Известно, например, что зимним вечером в самом начале года два приятеля по случаю праздников распили вместе бутылку водки. После чего по неизвестной причине между ними произошла драка, и хозяин дома — тихий и застенчивый молодой человек по имени Саша, который прошлой осенью пилил у нас дома дрова, схватил лежащий на кухне топор и огрел им своего приятеля. Кстати говоря — того самого брата женщины Клавы, которой год назад пропорол ножом ее мужа. В некотором роде получилось некое возмездие за ранее совершенный грех. Но поскольку топор — не нож, задиристый Клавин брат тут же и отдал концы. Известие об убийстве дошло до местной милиции, однако она в течение долгого времени не могла отыскать улику, то
есть труп. И лишь по чьей-то подсказке полезла в колодец, откуда вся деревня берет воду, и именно там, в воде, обнаружили бездыханное тело.С приходом же весны страсти в деревне забурлили с новой силой, в результате чего еще один Саша (он по весне вскапывал у меня огород) превратился в парализованного инвалида, будучи зверски избит неизвестно кем и неизвестно за что.
Это уже происшествия самого последнего времени. Они, разумеется, будут случаться и впредь, более того: по некоторым имеющимся признакам их интенсивность будет год от года возрастать. Однако проклятие царя Грозного имеет такую силу, что и в прошлом деревни скрыто немало несчастий, пагуб, неудач. Случались, по словам местных жителей, вещи и пострашнее событий, о которых я только что рассказала.
На самой окраине деревни проживала одинокая старушка весьма преклонного возраста. Я проходила мимо и увидела ее, стоящую возле распахнутой калитки. Держась за поперечную планку штакетника, она тяжко вздыхала. Я поздоровалась с нею (в деревне сохранился очень приятный обычай: незнакомые люди при встрече здороваются друг с другом) и спросила, что с ней такое, не больна ли она.
— Вы плохо себя чувствуете, бабушка?
— Да куда уж хуже! — отвечала она. — Ноги не держат, и сердце болит, не унимается…
— А лекарства у вас есть какие-нибудь?
Она сокрушенно покачала головой.
— Нету, ничего, милая… И врач ко мне не едет, и хлеба купить некому…
— Вы что, одна живете? Родных у вас нет?
Она горестно махнула свободной рукой.
— Одна, одна живу… А какая родня есть, та ко мне и не ходит.

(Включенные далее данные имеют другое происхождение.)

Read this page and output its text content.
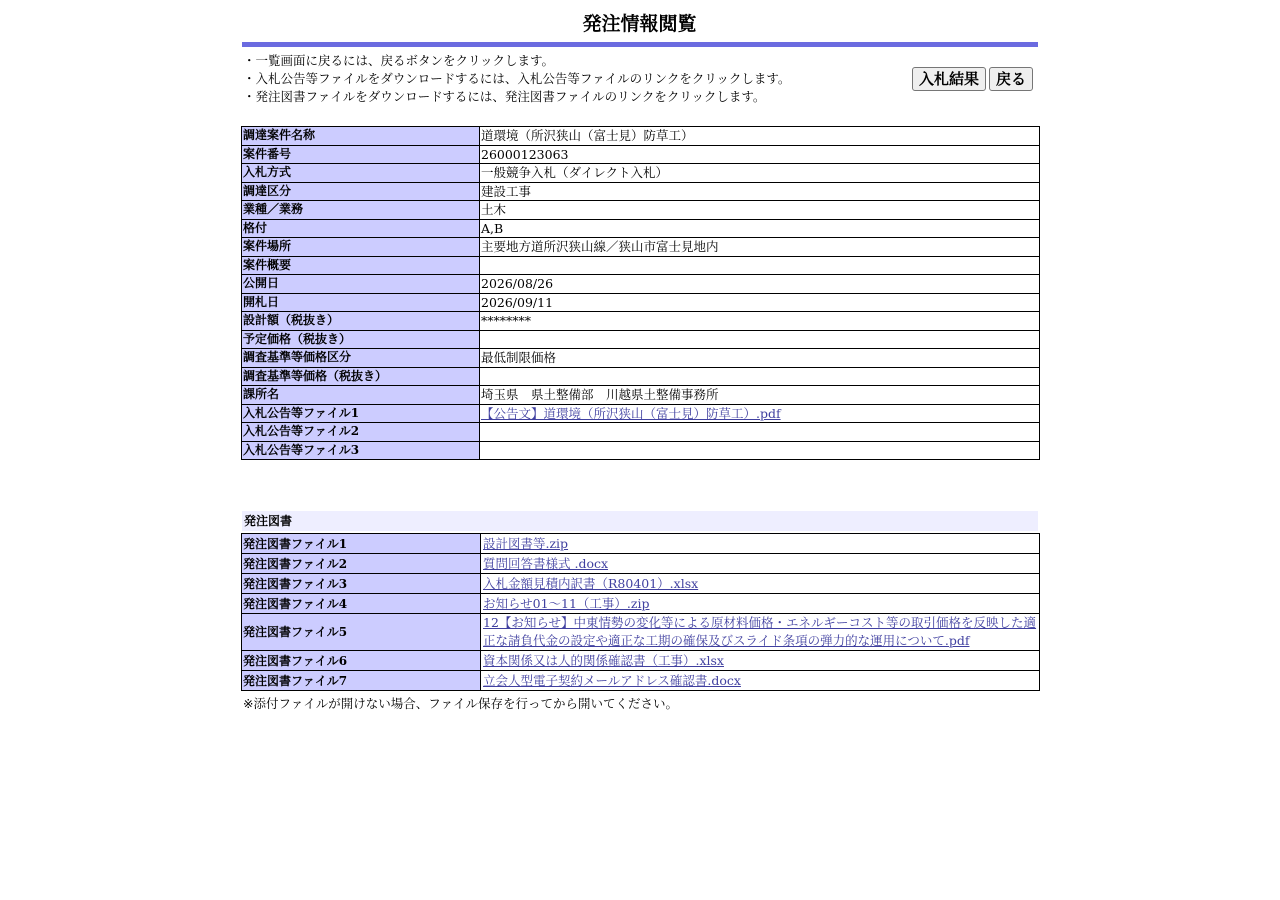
発注情報閲覧
・一覧画面に戻るには、戻るボタンをクリックします。
・入札公告等ファイルをダウンロードするには、入札公告等ファイルのリンクをクリックします。
・発注図書ファイルをダウンロードするには、発注図書ファイルのリンクをクリックします。
入札結果	戻る
調達案件名称	道環境（所沢狭山（富士見）防草工）
案件番号	26000123063
入札方式	一般競争入札（ダイレクト入札）
調達区分	建設工事
業種／業務	土木
格付	A,B
案件場所	主要地方道所沢狭山線／狭山市富士見地内
案件概要	
公開日	2026/08/26
開札日	2026/09/11
設計額（税抜き）	********
予定価格（税抜き）	
調査基準等価格区分	最低制限価格
調査基準等価格（税抜き）	
課所名	埼玉県　県土整備部　川越県土整備事務所
入札公告等ファイル1	【公告文】道環境（所沢狭山（富士見）防草工）.pdf
入札公告等ファイル2	
入札公告等ファイル3	
発注図書
発注図書ファイル1	設計図書等.zip
発注図書ファイル2	質問回答書様式 .docx
発注図書ファイル3	入札金額見積内訳書（R80401）.xlsx
発注図書ファイル4	お知らせ01～11（工事）.zip
発注図書ファイル5	12【お知らせ】中東情勢の変化等による原材料価格・エネルギーコスト等の取引価格を反映した適正な請負代金の設定や適正な工期の確保及びスライド条項の弾力的な運用について.pdf
発注図書ファイル6	資本関係又は人的関係確認書（工事）.xlsx
発注図書ファイル7	立会人型電子契約メールアドレス確認書.docx
※添付ファイルが開けない場合、ファイル保存を行ってから開いてください。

Я пообещала купить ей хлеба в лавке и принести лекарства “от сердца”.
К вечеру того же дня я вновь отправилась на дальний конец деревни, выполняя свое обещание. Я принесла одинокой бабушке буханку черного и батон, захватила пластинку валидола и тюбик мази “от ревматизма”, ее пожертвовала мне женщина, у которой я беру молоко (я обещала ей через неделю привезти из Москвы такой же).
Днем позже я заглянула к своей деревенской приятельнице Тоне и посетовала ей на то, что в деревне все забыли одинокую старушку и никто ей не помогает.
Тоня глянула на меня насмешливо, а потом, сердясь, закричала:
— Бабка-то эта?! Нашла кого пожалеть! Да она побогаче тебя будет, кого хошь может нанять, чтоб ее обихаживали! У ней в сундуках золота полно!
— Какого золота? — опешила я.
— Самого настоящего! — раздраженно бросила она. — У ей муж знаешь, кто был? Грабитель и убивец! Стоко всего у людей награбил, что сундуки трещат. Барыней она может жить, да из жадности попрошайничает…
Так я узнала историю деревенского “убивца”, который жил и совершал темные свои дела в послевоенное время. Дорога в город на базар шла тогда лесочком, и в воскресный день он в этом лесочке и укрывался. Ждал, когда женщины с деньгами от проданного товара домой возвращаться будут. Тут он и выскакивал на них с топором. На мужчин-то он нападать побаивался.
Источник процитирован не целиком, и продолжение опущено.